BY BRANDAN BLOM // April 4, 2013 //
It is that time of year again. The snow is melting, the flowers are in bloom, and many Curry students are stressing about where they’ll live next year.
According to Stephanie Alliette, assistant director of Residence Life at Curry, one of the most common problems students run into is not getting their housing deposit in on time. The deadline was March 25.
But a number of students said the greatest challenge wasn’t time. Rather, it was money. Students must have a zero balance on their financial account to receive a housing lottery number. Christina Broderick, director of student financial services, said students who make monthly payments did not need to have the entire semester paid off by the 25th, but that was still of little consolation for students on a tight budget.

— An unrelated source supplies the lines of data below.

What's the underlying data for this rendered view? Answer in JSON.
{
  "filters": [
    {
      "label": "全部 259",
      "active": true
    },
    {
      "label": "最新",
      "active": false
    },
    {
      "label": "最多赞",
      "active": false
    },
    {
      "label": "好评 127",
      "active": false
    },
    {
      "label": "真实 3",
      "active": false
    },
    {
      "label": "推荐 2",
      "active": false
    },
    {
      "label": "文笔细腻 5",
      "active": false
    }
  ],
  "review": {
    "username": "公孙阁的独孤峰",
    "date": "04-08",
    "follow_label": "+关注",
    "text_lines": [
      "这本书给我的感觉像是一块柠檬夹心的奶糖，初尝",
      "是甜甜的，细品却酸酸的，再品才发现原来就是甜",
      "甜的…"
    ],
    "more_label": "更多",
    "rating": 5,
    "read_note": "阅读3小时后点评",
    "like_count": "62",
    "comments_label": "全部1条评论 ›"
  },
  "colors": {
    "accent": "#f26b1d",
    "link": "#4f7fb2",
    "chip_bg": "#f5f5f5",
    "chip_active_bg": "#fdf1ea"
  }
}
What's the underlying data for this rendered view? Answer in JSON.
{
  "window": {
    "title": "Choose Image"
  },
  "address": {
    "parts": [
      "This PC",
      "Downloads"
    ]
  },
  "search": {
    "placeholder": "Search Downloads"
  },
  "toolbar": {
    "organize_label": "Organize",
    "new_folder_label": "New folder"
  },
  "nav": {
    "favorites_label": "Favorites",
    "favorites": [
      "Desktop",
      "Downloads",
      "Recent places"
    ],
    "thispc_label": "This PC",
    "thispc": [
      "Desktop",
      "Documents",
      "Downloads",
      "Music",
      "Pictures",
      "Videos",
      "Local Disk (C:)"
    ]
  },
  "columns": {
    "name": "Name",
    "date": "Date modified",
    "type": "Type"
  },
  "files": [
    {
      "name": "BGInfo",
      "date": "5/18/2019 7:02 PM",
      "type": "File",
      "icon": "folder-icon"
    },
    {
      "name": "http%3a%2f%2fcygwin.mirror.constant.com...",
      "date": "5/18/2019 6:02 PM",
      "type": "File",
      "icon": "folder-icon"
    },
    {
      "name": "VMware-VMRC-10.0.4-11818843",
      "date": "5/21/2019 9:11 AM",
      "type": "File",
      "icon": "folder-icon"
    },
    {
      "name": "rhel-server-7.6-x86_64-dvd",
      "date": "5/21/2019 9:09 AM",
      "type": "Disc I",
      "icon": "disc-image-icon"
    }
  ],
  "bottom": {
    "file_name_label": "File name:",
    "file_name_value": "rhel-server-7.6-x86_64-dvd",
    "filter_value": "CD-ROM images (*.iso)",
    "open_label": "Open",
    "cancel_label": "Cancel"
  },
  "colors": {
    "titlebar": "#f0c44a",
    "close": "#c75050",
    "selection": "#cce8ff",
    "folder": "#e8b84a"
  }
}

“If you don’t get your housing deposit in on time, you don’t get to choose housing, and that isn’t fair because some people can’t come up with that much money,” said Tim Lathrop, a freshman management major. The housing deposit is $300.
Lathrop would rather see a system with a lower deposit amount, and whereby lottery numbers are allocated based on students’ grades and how involved they are in the Curry community. Those with better grades and who are actively engaged on campus would get top picks of housing.
Jimmy Hill, a freshman criminal justice major, concurred that the worst thing about housing was coming up with the deposit.
“I don’t understand why it has to be so expensive,” he said.
According to Alliette, the deposit is a “spot saver,” and the money is applied to students’ housing costs. “The deposit tells us that you are planning on living on campus next year,” she said.
Room and board for the 2013-14 academic year is $13,130, a $370 increase from this year. This year’s room and board increased around $530 from 2011-12.
Tuition and fees for next year are also increasing, by $950, to $34,415. It is one of the smallest annual increases in recent years at Curry.